The trial court's award of postjudgment interest in the order granting the District's motion was based on section 984, subdivision (e), which states in relevant part: "(e) The following provisions apply to all judgments for periodic payment under this section against a public entity: [¶] ... [¶] (2) Interest at the same rate as one-year United States Treasury bills as of January 1, each year shall accrue to the unpaid balance of the judgment, and on each January 1 thereafter throughout the duration of the installment payments the interest shall be adjusted until the judgment is fully satisfied."

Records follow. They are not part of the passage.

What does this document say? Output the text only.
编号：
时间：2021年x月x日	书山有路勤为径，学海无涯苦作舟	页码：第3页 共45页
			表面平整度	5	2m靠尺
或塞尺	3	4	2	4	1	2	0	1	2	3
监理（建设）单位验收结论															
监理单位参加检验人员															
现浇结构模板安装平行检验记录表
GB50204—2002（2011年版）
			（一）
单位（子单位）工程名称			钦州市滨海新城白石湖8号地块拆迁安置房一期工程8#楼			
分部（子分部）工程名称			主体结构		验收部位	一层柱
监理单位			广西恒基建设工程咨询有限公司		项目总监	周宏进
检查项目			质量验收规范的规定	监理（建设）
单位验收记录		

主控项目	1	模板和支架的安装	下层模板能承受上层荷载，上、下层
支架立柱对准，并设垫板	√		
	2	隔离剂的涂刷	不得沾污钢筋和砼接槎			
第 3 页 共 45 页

The District argues that "[n]othing in the statute provides that a different post-judgment interest rate shall apply and accrue until the issuance of the trial court's ruling that the judgment should be subject to periodic payments." While this is true, the converse is also true; as noted above, it does not provide that the prescribed interest rate shall apply from the date of entry of judgment. The statute's failure specifically to address this issue is therefore not conclusive either way. We find it more persuasive that, as noted above, the interest rate established by section 984, subdivision (e)(2) expressly applies to a judgment for periodic payments. Prior to the grant of a motion under section 970.6 (or other authority for periodic payments), the judgment is one for a lump sum, making the interest rate of subdivision (e)(2) inapplicable.

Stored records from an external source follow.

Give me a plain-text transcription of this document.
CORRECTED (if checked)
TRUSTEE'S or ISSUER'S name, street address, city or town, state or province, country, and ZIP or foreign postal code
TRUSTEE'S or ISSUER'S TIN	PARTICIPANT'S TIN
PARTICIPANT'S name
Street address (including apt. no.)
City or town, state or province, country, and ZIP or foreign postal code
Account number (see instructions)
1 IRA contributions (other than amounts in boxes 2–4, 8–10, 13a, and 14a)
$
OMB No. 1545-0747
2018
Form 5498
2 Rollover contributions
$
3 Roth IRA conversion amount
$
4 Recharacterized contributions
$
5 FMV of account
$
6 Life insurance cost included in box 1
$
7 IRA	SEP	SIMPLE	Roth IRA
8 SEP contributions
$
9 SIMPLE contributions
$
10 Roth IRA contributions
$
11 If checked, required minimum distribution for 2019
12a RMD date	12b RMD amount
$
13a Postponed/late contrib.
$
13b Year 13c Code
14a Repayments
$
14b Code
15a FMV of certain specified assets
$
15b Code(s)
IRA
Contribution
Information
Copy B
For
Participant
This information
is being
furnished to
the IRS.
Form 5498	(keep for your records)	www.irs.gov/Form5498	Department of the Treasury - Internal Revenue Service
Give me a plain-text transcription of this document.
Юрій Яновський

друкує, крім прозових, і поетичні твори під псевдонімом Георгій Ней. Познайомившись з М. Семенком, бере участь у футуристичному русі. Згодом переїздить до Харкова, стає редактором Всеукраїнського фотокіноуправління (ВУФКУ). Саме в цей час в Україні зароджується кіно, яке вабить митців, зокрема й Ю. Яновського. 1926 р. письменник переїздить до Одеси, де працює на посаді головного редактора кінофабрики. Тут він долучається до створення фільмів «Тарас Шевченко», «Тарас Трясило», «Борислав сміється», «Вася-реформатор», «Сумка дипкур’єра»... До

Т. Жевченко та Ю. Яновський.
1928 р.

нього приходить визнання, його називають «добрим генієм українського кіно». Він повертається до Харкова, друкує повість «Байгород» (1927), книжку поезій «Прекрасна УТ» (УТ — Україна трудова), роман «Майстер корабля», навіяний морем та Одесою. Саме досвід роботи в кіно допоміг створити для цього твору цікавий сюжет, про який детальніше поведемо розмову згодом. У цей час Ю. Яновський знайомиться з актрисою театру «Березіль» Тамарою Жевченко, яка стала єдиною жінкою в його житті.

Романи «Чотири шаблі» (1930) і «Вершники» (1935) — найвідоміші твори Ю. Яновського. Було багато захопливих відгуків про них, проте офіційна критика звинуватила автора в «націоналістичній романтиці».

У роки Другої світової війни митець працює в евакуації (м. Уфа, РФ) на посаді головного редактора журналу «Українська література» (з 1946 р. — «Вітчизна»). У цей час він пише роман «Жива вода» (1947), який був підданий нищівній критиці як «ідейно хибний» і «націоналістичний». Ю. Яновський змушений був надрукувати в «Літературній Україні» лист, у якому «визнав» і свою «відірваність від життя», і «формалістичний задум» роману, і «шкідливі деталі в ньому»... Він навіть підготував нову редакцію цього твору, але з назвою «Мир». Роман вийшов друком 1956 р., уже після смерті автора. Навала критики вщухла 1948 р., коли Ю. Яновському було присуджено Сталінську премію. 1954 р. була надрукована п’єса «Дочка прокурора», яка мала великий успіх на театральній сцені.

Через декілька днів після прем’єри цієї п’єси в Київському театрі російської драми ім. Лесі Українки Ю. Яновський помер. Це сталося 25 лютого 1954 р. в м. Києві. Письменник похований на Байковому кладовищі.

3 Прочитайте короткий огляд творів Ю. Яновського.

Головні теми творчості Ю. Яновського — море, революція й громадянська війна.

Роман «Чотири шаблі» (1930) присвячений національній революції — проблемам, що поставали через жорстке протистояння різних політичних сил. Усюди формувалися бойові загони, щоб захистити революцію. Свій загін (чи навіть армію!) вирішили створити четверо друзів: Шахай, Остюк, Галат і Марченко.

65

The District also argues that imposition of an initial higher rate would contravene the Legislature's intent because section 984 applies a "reduced" interest rate to periodic payment judgments. The District, however, cites no actual evidence of this purported legislative intent beyond the language of section 984. For the reasons discussed, we are unwilling to infer, solely on the basis of the statutory language, that the Legislature intended to alter the amount of interest already accrued under a judgment when a local public entity seeks such conversion at some point after a judgment has been entered.
The order of the trial court granting the District's motion for relief under section 970.6 is reversed to the extent it purports to alter the rate of postjudgment interest applicable to the judgment prior to the date of entry of the court's order granting the relief. The order is in all other respects affirmed. The matter is remanded to the trial court with directions to enter an amended judgment consistent with this decision. The parties shall bear their own costs on appeal. (Cal. Rules of Court, rule 8.278(a)(3).)
Humes, P. J., and Margulies, J., concurred.